On Aug. 17, 2001, Derivium sold the shares on the open market and subsequently transferred the loan to Calloway based on the amount it received from the sale (i.e., 90 percent of the market value of the shares). Thus, the amount of the loan was not determined until after Derivium sold the shares. Calloway could not prepay the loan, and Derivium could not require Calloway to repay the loan prior to maturity.

At the end of the three-year maturity term of the loan, Calloway had the option to (i) pay cash equal to the outstanding principal and interest related to the loan and receive the shares, (ii) extend the term of the loan in exchange for a fee equal to a percentage of the balance due or (iii) surrender the shares with no additional obligation.

On July 27, 2004, immediately prior to the loan's maturity, Calloway stated that he relinquished his right to the shares in satisfaction of the loan, and he never made any payments of principal or interest on the loan.

The primary issue in Calloway was whether the loan constituted a sale of the shares in 2001 or a nonrecourse debt Calloway owed to Derivium.

The Tax Court held that the loan constituted a sale of the shares by Calloway in 2001 rather than a nonrecourse debt Calloway owed to Derivium; some of the Tax Court judges, however, had divergent rationales.
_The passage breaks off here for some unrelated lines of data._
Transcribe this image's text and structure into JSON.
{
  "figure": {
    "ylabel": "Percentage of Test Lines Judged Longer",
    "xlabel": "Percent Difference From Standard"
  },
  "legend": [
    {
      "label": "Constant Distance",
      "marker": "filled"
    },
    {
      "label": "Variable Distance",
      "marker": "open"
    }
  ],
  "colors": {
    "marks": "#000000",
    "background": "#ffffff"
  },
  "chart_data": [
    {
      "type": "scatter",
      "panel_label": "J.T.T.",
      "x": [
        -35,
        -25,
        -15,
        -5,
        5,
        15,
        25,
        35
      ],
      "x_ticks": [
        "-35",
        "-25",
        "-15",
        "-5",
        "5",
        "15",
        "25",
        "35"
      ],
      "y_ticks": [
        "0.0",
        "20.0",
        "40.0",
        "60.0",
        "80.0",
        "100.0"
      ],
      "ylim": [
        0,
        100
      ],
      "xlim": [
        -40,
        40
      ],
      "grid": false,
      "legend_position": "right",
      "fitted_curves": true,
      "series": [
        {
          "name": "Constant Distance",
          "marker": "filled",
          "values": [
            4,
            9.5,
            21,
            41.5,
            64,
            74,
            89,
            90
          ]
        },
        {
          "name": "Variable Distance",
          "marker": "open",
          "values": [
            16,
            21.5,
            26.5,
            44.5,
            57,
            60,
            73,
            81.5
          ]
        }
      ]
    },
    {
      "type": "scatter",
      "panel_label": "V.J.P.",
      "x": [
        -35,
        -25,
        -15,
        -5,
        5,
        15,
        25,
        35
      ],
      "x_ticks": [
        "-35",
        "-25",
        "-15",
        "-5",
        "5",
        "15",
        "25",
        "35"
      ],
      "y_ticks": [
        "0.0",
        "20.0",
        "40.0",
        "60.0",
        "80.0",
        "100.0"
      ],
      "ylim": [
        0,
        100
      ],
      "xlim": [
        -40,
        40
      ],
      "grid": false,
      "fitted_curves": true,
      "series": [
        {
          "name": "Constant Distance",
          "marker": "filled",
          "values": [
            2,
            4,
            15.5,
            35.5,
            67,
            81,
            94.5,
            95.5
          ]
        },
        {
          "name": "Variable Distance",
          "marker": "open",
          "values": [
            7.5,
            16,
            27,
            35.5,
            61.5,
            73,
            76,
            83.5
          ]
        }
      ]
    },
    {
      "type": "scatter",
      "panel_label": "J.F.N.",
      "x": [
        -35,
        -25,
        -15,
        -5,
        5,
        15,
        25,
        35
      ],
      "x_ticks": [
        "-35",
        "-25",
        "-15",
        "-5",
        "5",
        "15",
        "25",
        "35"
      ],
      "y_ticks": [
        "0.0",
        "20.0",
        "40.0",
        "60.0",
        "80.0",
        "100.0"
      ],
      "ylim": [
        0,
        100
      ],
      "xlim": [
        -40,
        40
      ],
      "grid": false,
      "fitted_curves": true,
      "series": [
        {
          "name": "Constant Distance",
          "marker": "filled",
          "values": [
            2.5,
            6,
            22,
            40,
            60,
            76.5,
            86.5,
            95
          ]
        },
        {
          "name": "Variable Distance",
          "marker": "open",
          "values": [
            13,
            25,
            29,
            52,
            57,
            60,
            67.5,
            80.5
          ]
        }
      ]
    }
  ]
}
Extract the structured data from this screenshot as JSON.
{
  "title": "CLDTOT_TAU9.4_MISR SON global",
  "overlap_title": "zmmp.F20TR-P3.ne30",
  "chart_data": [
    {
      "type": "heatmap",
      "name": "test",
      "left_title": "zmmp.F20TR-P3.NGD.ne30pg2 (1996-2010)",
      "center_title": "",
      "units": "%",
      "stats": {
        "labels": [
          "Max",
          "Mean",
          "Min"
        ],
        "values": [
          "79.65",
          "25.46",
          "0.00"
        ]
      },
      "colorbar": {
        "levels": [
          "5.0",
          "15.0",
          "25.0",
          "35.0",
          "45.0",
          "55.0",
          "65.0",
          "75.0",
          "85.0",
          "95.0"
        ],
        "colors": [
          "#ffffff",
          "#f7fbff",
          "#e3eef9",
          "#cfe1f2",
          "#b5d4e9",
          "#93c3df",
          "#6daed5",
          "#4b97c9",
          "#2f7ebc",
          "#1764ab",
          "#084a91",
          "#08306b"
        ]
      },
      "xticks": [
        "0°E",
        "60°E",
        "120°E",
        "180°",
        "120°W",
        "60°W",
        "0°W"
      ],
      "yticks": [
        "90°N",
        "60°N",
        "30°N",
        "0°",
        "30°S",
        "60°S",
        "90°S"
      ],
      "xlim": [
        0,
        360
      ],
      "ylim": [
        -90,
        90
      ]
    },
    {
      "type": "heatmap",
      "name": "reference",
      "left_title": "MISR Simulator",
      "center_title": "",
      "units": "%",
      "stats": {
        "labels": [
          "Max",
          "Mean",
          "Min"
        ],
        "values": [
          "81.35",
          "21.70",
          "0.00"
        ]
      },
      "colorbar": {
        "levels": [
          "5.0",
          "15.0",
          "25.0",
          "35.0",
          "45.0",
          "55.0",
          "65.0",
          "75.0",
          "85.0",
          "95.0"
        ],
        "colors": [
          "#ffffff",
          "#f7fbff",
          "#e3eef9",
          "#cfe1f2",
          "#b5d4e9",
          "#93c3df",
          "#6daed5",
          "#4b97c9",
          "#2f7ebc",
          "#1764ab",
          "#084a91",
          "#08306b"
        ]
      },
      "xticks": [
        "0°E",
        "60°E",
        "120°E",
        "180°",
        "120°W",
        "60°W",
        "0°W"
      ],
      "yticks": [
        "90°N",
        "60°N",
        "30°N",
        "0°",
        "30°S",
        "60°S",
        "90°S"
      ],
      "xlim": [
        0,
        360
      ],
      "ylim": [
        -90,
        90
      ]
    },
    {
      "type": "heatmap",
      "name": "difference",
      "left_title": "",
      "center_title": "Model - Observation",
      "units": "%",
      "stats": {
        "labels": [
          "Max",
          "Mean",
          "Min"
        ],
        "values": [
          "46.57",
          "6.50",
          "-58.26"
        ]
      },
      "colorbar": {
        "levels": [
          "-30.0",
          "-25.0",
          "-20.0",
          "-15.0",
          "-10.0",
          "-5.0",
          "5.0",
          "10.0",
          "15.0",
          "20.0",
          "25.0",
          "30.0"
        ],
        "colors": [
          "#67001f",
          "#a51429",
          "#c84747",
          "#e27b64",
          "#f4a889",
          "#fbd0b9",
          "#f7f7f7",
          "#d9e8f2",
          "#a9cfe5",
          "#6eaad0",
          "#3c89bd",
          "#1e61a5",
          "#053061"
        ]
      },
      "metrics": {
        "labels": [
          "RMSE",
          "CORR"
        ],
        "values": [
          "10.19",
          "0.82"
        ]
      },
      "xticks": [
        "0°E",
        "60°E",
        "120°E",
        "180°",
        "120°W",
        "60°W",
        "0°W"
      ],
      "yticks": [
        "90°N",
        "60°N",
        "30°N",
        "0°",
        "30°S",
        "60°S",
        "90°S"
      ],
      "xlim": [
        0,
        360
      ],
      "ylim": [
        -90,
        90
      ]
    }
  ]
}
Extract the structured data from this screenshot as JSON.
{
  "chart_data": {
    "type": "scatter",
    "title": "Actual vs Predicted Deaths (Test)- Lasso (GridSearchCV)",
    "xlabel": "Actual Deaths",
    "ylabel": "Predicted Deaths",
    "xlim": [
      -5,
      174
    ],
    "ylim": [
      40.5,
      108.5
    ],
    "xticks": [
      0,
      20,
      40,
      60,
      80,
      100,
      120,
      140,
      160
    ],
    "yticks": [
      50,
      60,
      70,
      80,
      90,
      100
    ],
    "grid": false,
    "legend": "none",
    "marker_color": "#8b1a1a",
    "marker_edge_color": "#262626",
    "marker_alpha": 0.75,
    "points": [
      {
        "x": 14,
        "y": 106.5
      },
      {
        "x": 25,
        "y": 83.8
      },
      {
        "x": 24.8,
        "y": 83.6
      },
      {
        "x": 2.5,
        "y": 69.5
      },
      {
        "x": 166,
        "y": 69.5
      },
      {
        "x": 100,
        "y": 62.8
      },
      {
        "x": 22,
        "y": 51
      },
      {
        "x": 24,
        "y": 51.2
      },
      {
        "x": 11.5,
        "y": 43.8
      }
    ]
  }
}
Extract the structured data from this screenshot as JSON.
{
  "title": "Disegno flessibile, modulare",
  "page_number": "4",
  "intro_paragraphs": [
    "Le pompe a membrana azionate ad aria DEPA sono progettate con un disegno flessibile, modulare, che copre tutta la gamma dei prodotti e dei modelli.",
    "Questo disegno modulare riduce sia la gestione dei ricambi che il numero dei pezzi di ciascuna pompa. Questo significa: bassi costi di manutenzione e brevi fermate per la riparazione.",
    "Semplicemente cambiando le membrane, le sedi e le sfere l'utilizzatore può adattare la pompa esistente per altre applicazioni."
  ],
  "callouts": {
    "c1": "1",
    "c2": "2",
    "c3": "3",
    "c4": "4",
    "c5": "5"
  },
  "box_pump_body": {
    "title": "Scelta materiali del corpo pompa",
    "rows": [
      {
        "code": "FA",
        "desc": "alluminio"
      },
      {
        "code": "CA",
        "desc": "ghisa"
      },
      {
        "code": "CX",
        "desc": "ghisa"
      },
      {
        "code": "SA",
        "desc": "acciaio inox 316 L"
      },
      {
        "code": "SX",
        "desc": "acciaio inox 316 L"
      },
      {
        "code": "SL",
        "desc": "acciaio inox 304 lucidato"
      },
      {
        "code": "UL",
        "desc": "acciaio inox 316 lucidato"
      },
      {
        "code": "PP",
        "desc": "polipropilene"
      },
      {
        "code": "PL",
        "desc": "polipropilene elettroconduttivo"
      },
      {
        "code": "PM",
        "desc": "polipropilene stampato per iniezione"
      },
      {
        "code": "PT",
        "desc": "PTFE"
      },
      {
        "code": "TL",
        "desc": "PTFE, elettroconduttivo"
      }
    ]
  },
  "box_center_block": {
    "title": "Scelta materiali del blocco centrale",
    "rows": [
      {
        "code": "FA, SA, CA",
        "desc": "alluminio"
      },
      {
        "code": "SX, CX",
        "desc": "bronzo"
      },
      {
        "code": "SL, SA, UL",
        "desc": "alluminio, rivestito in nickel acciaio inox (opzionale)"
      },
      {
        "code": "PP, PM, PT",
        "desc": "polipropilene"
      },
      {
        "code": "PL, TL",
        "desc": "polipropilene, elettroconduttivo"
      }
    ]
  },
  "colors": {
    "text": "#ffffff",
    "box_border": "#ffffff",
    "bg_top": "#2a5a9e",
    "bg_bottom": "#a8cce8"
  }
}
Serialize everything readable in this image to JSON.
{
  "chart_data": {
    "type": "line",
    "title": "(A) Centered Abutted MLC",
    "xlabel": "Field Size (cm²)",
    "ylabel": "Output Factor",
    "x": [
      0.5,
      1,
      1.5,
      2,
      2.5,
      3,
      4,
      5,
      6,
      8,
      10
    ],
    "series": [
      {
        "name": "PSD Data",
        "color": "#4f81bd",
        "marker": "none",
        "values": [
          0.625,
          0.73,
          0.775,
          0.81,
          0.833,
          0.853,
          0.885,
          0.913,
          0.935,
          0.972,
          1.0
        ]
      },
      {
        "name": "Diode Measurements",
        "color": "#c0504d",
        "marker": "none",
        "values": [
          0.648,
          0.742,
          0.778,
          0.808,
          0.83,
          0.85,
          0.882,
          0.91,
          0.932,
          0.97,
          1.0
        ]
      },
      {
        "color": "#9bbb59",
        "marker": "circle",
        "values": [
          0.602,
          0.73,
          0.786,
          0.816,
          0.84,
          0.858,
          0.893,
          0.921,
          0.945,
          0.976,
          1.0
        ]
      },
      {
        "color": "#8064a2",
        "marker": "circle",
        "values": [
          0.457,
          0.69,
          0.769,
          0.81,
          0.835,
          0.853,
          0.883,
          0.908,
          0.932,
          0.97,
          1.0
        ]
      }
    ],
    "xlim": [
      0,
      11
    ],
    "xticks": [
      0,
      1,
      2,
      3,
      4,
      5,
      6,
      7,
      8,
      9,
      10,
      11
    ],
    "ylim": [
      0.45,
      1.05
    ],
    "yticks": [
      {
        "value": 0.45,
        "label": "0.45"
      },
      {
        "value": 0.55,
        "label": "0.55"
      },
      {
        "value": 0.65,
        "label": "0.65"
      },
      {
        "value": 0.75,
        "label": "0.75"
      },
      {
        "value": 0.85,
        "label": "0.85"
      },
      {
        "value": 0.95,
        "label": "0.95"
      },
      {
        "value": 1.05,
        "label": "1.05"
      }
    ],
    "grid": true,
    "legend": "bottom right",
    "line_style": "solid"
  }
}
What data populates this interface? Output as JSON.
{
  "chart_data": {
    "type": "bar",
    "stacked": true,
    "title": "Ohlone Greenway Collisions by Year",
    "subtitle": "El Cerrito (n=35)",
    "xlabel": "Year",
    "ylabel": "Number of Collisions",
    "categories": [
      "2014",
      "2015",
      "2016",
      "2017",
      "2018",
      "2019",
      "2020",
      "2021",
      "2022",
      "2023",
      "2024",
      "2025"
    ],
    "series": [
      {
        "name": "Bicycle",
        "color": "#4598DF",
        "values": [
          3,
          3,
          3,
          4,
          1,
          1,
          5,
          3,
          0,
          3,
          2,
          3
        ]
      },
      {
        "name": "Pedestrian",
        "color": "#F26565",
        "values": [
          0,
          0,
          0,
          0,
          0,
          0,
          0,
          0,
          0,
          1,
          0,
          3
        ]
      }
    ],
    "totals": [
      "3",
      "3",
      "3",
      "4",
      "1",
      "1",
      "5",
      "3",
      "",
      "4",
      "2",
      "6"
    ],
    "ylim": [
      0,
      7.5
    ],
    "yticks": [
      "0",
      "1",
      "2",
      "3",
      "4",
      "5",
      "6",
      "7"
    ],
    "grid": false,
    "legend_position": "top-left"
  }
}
The Tax Court's analyses are summarized as follows:

  1. The court's majority analyzed the loan under the factors provided in Grodt & McKay Realty, Inc. v. Commissioner (77. T.C. 1221 (1981)) relating to the benefits and burdens of ownership (the majority opinion).
  2. Judge James S. Halpern asserted that Derivium's possession of the shares, coupled with its ability to sell the shares, was most relevant in determining that the loan constituted a sale of the shares (the Halpern opinion).
  3. Judge Mark V. Holmes cited Treas. Reg. Sec. 1.1001-2(a)(4)(i) and Commissioner v. Tufts (461 U.S. 300 (1983)) to support that Calloway sold the shares to Derivium upon Derivium's sale of the shares on the open market (the Holmes opinion).

The 11th Circuit held that the loan constituted a sale of the shares by Calloway in 2001 rather than a nonrecourse debt Calloway owed to Derivium. The court, however, disputed the Halpern and Holmes opinions, and adopted the rationale set forth in the majority opinion.